As an example, when I use AI to learn new concepts, I ask for analogies and connections to things I already understand, which gives me what feels like solid conceptual understanding. Here’s the prompt I share with educators when we discuss “AI for Learning” in a workshop I call “AI Literacy for Adults: A Humanities-Based Approach to Safe and Effective Use.”
But even in the successful cases where the analogies hit the mark and increase my understanding, there is a rub: until I put that knowledge into guided practice or get tested on my ability to explain or apply it, I don't really know it. I'm often flooded with the belief that I just learned something new when in reality I've only skimmed the surface. I wrote about this when Google first launched “Learn About,” a similarly powerful tool that may present the risk of a new kind of confirmation bias, if you are interested in exploring that concept further.
Don't get me wrong—the launch of these guided learning tools is still a positive development, as I named before. These platforms are offering self-guided learning pathways that are more personalized than previous iterations, and I applaud any effort by AI companies to reduce sycophancy and shortcutting of learning journeys.

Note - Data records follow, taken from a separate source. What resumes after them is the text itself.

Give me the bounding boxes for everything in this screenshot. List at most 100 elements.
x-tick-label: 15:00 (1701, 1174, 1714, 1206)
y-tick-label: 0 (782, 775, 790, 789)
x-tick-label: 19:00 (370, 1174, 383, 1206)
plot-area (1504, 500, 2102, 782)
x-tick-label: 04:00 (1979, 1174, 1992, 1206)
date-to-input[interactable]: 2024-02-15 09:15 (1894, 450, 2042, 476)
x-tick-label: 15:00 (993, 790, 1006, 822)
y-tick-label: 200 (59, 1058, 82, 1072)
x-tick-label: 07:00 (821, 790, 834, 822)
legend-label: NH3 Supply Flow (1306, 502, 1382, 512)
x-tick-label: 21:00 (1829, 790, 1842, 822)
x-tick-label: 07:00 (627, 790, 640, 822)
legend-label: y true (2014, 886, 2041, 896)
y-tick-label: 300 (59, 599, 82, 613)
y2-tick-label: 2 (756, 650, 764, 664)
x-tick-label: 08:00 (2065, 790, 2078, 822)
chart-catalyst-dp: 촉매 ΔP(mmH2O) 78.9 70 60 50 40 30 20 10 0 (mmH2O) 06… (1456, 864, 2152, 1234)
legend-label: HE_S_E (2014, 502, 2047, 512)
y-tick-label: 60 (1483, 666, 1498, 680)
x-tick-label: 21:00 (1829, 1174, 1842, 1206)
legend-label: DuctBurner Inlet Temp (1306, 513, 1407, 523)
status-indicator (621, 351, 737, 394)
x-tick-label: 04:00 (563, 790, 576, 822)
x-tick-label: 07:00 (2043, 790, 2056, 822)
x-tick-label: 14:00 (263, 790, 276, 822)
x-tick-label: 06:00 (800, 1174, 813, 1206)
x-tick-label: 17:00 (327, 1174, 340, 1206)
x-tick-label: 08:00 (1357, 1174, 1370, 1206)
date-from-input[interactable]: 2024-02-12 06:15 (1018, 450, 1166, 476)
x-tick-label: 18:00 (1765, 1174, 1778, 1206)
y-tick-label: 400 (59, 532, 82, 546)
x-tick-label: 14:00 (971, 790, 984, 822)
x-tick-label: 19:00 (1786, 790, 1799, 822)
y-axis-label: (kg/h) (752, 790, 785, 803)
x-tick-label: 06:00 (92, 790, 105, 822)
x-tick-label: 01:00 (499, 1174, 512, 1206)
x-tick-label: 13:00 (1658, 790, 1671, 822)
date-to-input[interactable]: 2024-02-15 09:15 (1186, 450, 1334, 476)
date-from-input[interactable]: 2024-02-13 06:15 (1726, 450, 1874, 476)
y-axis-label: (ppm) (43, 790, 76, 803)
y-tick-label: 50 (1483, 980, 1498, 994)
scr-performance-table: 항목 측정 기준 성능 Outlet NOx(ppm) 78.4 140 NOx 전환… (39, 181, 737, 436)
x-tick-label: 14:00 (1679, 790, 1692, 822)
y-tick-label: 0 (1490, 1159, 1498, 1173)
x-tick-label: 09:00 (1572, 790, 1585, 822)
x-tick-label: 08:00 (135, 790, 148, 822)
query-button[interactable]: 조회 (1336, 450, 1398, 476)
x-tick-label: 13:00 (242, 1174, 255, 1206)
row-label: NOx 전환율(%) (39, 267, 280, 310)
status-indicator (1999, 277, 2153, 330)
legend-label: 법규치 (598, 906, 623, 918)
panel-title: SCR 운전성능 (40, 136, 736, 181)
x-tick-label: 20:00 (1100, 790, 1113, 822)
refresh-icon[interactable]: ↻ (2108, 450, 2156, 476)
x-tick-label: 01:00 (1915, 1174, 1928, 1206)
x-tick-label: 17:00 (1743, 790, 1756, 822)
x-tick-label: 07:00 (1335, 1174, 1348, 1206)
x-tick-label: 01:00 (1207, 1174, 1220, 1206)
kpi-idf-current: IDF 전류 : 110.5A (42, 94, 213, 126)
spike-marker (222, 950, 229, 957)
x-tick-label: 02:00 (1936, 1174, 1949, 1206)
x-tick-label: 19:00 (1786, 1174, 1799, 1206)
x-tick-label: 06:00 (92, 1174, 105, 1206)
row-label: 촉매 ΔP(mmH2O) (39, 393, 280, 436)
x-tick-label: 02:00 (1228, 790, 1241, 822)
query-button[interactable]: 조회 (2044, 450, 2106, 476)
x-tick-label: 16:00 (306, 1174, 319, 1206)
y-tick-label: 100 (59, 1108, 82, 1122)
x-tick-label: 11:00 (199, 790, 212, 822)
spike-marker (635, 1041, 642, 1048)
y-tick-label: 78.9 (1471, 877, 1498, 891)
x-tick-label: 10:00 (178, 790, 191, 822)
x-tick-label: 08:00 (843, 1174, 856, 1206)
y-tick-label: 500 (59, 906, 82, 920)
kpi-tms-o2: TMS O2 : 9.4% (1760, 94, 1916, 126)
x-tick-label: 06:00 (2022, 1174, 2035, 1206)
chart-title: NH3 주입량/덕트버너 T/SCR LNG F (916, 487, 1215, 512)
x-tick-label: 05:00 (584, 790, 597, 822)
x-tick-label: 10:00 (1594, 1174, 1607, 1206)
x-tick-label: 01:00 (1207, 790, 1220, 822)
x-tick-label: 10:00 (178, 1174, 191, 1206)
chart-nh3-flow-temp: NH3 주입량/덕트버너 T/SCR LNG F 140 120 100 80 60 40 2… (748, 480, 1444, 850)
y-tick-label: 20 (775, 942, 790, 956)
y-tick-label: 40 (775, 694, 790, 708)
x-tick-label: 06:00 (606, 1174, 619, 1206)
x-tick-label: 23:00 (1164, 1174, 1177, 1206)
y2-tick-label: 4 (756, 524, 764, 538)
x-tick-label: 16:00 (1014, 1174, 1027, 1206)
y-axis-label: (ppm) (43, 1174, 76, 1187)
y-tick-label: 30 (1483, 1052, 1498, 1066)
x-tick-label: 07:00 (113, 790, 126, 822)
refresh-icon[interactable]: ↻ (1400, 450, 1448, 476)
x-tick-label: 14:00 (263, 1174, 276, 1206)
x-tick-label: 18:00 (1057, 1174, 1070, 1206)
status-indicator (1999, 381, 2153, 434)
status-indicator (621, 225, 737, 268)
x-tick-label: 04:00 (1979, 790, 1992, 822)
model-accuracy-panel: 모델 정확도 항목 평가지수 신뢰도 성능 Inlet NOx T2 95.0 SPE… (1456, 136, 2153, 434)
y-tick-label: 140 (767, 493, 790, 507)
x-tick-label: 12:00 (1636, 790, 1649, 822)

But if there are folks out there who think this is going to replace teachers, think again.
To underscore this point, I'll leave you with a quote from Satya Nitta - an IBM veteran who worked on bringing Watson into education, founded Merlyn Mind, and recently founded Emergence. He made these remarks on a call hosted by Ed3 DAO, with whom I'm currently working to produce research on teaching in the age of AI. (More details to come soon, stay tuned.)
"Teaching will never be automated. The idea that I, as a student, can work with a chatbot to help me through homework problems, be engaged day in and day out, and actually learn—this completely ignores the fact that teaching is a deeply human process. We are a very social species. We learn from other people, and we are motivated by other people." - Satya Nitta, Emergence
That's the perspective of a technologist with 30+ years of AI research and application experience who then looked at bringing it into education. Worth considering as we navigate these new tools and their proper place in learning.